Нам нужно было пройти совсем немного, и все же на этом коротком пути меня подстерегала неожиданность. Я случайно поднял глаза: в стороне от всех, скрестив на груди руки, стоял Хуан де Гарсиа. За эти дни я успел о нем позабыть, потому что голова моя была занята другими вещами, но, едва увидев его лицо, я сразу вспомнил, что, пока этот человек жив, опасность и горе будут моими неизменными спутниками.
Де Гарсиа наблюдал за нами, подмечая все. Я шел последним. Когда мы поравнялись, он проговорил.
– До свидания, кузен Вингфилд! Ты уцелел и на сей раз и даже получил полное прощение вместе со своей женой и своим ублюдком. Однако если бы эта старая боевая кляча, которая нами командует, послушалась меня, вас сожгли бы живьем на костре всех троих! Но делать нечего. До скорого свидания, любезный! Я еду в Мехико сообщить обо всем вице-королю. Надеюсь, он это так не оставит.

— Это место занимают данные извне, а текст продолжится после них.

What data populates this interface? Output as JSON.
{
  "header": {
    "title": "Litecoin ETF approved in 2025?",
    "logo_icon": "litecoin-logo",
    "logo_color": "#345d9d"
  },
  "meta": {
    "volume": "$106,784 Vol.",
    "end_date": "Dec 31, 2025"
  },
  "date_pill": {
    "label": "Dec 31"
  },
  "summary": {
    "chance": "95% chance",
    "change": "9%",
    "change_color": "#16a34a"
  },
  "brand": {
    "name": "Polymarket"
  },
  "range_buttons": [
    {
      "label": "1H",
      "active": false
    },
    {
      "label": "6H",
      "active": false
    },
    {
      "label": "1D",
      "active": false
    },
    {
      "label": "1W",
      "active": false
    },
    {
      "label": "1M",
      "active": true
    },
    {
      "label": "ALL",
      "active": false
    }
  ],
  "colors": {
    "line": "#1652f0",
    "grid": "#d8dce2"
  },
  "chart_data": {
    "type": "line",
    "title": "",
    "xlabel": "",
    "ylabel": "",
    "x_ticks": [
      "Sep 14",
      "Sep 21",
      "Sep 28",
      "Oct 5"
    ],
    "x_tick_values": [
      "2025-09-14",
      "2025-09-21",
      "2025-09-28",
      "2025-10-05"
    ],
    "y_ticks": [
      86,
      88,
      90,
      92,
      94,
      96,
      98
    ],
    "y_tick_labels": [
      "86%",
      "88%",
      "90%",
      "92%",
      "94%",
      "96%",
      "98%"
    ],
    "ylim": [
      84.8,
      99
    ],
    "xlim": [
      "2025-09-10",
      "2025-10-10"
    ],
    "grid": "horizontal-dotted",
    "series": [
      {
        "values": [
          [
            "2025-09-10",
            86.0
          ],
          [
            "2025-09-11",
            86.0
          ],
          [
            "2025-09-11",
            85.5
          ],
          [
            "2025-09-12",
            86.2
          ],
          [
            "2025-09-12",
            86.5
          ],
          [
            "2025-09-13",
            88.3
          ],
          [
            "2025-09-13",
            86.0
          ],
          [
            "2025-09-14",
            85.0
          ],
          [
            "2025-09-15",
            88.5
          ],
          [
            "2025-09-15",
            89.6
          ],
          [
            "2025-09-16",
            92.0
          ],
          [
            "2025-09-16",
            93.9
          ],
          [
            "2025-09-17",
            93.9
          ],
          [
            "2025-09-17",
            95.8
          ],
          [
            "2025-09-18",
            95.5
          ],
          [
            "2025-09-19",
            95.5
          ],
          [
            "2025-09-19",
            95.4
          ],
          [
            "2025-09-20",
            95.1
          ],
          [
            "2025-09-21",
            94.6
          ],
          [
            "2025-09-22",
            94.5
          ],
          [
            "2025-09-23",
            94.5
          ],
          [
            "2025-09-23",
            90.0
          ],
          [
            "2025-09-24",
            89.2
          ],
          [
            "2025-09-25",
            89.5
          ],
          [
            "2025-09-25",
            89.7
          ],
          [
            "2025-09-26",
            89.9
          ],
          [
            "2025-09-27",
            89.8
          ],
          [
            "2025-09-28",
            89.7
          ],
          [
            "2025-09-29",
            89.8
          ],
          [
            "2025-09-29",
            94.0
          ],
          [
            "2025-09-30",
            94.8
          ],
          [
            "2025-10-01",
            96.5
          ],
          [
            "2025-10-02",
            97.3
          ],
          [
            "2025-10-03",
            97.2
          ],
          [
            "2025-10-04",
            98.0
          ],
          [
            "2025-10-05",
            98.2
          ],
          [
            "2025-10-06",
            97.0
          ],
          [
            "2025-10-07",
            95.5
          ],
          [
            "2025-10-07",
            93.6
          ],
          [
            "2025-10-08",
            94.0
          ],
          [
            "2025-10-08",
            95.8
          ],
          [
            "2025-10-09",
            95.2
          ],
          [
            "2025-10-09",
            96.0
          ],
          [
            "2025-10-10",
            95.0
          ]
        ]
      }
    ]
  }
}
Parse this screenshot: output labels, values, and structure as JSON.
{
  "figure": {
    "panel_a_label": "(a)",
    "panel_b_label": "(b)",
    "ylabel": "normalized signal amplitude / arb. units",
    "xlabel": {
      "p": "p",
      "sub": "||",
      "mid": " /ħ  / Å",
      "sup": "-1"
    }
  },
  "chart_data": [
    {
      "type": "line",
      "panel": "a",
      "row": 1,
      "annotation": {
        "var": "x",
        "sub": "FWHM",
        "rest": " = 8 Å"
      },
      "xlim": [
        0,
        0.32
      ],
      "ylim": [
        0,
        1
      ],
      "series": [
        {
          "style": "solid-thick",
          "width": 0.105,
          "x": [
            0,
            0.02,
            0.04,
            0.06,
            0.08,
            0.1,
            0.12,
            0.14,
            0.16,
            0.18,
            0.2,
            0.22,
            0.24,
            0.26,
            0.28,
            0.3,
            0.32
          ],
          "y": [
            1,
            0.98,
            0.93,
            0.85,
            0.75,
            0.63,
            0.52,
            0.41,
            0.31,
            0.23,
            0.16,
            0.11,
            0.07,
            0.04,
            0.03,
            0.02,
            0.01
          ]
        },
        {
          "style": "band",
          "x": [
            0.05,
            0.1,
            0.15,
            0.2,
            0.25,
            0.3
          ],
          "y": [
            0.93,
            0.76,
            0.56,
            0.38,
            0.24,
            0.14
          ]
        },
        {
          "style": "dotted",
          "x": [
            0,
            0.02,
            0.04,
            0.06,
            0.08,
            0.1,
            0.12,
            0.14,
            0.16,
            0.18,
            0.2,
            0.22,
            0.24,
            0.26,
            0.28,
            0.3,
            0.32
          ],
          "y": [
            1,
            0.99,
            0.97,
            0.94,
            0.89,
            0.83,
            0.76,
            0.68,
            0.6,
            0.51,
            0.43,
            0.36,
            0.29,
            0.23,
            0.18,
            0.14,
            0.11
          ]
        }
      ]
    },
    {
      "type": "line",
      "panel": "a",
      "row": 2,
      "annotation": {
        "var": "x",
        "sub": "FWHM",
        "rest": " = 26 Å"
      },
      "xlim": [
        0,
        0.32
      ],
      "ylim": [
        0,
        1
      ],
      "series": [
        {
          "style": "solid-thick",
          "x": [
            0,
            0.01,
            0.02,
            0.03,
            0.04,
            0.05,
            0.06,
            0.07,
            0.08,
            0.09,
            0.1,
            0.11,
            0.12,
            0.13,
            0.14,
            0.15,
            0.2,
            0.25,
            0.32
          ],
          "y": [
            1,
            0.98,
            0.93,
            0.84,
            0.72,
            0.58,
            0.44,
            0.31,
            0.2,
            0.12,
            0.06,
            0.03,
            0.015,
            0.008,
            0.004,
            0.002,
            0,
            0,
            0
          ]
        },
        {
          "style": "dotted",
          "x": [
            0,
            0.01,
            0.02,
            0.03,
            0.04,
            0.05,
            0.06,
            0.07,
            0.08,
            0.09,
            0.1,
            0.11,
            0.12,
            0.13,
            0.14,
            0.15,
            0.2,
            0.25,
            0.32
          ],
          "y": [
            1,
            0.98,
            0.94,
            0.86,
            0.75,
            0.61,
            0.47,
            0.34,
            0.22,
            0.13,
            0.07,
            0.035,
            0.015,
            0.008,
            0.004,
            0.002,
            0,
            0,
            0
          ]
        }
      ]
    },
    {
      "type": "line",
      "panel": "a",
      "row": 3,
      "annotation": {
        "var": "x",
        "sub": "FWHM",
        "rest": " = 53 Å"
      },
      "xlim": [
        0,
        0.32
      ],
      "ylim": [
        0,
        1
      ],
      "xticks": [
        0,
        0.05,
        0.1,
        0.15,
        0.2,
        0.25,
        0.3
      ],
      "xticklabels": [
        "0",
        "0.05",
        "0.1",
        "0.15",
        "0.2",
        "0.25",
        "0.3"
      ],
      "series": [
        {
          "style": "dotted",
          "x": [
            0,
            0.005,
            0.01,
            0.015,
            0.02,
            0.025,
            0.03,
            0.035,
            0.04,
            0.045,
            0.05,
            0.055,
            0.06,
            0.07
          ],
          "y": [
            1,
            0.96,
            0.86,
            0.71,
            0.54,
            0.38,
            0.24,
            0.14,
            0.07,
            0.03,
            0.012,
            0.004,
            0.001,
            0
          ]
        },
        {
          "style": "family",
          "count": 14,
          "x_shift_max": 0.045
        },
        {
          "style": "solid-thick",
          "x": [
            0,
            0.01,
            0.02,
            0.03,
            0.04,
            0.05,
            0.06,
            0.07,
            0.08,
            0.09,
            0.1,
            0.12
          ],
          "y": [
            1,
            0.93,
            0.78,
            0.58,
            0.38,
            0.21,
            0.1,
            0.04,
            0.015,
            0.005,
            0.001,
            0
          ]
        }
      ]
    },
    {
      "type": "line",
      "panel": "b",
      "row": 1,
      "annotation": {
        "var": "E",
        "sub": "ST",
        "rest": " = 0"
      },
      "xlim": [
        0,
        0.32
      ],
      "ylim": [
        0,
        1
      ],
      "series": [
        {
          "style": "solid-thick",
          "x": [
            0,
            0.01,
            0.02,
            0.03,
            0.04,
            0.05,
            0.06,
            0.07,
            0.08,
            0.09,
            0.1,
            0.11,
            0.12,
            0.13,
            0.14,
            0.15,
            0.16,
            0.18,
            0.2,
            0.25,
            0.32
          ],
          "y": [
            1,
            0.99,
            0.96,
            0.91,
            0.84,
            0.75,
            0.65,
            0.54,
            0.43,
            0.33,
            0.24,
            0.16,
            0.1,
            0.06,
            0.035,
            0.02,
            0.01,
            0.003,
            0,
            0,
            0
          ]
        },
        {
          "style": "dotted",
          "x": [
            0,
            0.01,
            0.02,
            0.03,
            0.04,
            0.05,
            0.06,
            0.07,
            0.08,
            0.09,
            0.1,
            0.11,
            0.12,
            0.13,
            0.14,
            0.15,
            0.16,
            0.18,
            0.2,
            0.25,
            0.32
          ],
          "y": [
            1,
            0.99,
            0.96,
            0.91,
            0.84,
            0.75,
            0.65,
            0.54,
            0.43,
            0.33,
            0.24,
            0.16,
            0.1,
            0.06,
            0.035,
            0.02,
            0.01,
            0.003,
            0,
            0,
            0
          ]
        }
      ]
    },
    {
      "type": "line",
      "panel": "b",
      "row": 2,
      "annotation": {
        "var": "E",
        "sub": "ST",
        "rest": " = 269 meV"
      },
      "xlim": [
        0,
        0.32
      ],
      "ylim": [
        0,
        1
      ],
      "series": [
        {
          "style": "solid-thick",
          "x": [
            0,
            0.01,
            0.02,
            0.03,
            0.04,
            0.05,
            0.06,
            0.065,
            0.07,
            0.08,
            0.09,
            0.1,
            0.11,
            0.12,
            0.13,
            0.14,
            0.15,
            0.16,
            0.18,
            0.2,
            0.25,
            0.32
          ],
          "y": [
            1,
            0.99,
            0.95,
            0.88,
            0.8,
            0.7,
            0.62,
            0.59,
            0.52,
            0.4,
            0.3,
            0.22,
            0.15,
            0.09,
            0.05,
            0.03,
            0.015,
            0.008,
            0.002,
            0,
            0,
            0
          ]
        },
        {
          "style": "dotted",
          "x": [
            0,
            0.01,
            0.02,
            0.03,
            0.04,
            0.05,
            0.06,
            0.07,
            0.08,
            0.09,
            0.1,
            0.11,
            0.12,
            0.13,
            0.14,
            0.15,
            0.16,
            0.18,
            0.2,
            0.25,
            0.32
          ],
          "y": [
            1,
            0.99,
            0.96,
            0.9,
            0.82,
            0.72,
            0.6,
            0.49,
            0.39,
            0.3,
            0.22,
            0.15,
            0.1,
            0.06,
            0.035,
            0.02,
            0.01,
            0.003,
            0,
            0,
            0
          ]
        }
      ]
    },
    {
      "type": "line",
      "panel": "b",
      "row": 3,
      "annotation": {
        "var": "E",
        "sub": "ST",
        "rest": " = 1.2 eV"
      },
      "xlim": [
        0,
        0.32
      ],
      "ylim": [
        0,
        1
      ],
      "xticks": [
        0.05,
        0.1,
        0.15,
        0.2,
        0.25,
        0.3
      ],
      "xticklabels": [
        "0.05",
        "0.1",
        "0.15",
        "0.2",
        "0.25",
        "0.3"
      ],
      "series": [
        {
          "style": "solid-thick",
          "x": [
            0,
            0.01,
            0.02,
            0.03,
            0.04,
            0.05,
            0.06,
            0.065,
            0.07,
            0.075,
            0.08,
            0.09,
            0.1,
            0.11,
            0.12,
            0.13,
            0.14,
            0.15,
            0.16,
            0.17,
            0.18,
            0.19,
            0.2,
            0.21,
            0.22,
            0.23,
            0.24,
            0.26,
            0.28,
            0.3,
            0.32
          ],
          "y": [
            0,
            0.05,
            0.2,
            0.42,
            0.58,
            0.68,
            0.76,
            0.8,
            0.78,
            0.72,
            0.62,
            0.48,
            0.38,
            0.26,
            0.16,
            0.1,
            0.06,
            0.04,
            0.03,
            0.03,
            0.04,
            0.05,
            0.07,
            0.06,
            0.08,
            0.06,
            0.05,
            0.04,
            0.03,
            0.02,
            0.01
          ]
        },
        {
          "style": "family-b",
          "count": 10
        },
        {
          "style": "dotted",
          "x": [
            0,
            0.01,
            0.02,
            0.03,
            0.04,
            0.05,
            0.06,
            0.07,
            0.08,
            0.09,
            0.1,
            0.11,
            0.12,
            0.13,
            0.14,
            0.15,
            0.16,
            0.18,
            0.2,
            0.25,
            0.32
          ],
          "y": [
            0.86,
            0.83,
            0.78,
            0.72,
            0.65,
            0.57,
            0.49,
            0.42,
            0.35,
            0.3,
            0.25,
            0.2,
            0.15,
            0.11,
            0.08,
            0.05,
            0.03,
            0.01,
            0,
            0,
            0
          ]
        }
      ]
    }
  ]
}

Я не ответил и, только пройдя несколько шагов, спросил нашего провожатого, того самого испанца, которого спас от жертвоприношения:
– Что означают слова этого сеньора?
– А то, что дон Сарседа поругался из-за тебя с нашим капитаном. Не обещай им, говорит, ничего или, наоборот, обещай, что хочешь, а когда они вылезут из своей крепости, мы их всех перебьем. С неверными, мол, клятву держать не обязательно. Только наш капитан рассудил по-другому. Даже с язычниками, говорит, нужно быть честным. Но тут и мы все, кого ты спас, начали кричать Сарседе: «Позор! Позор!» Дальше – больше, чуть не до драки. Сарседа у нас третий по званию. Заявил, что не станет участвовать в мирных переговорах, а поедет со своими слугами в Мехико жаловаться вице-королю. Тогда капитан Диас говорит ему: «Поезжай хоть к дьяволу, если хочешь, и жалуйся хоть сатане! Я всегда знал, что тебе только в аду и место!» Так и разошлись. Они еще с «Ночи печали» не в ладах. Сарседа через час уезжает в Мехико и уж там при дворе вице-короля постарается напакостить тебе, как только сможет. Но все равно хорошо, что ты от него избавился.
– Отец, – обратился ко мне мой сын, – почему тот испанец смотрел на нас так злобно?
– Об этом человеке я тебе рассказывал, сынок. Это де Гарсиа. Два поколения он был проклятием нашего рода. Он предал твоего деда инквизиции, он убил твою бабушку, он пытал меня, я неизвестно, сколько еще зла он нам причинит. Бойся его, сынок, не доверяй ему, заклинаю тебя!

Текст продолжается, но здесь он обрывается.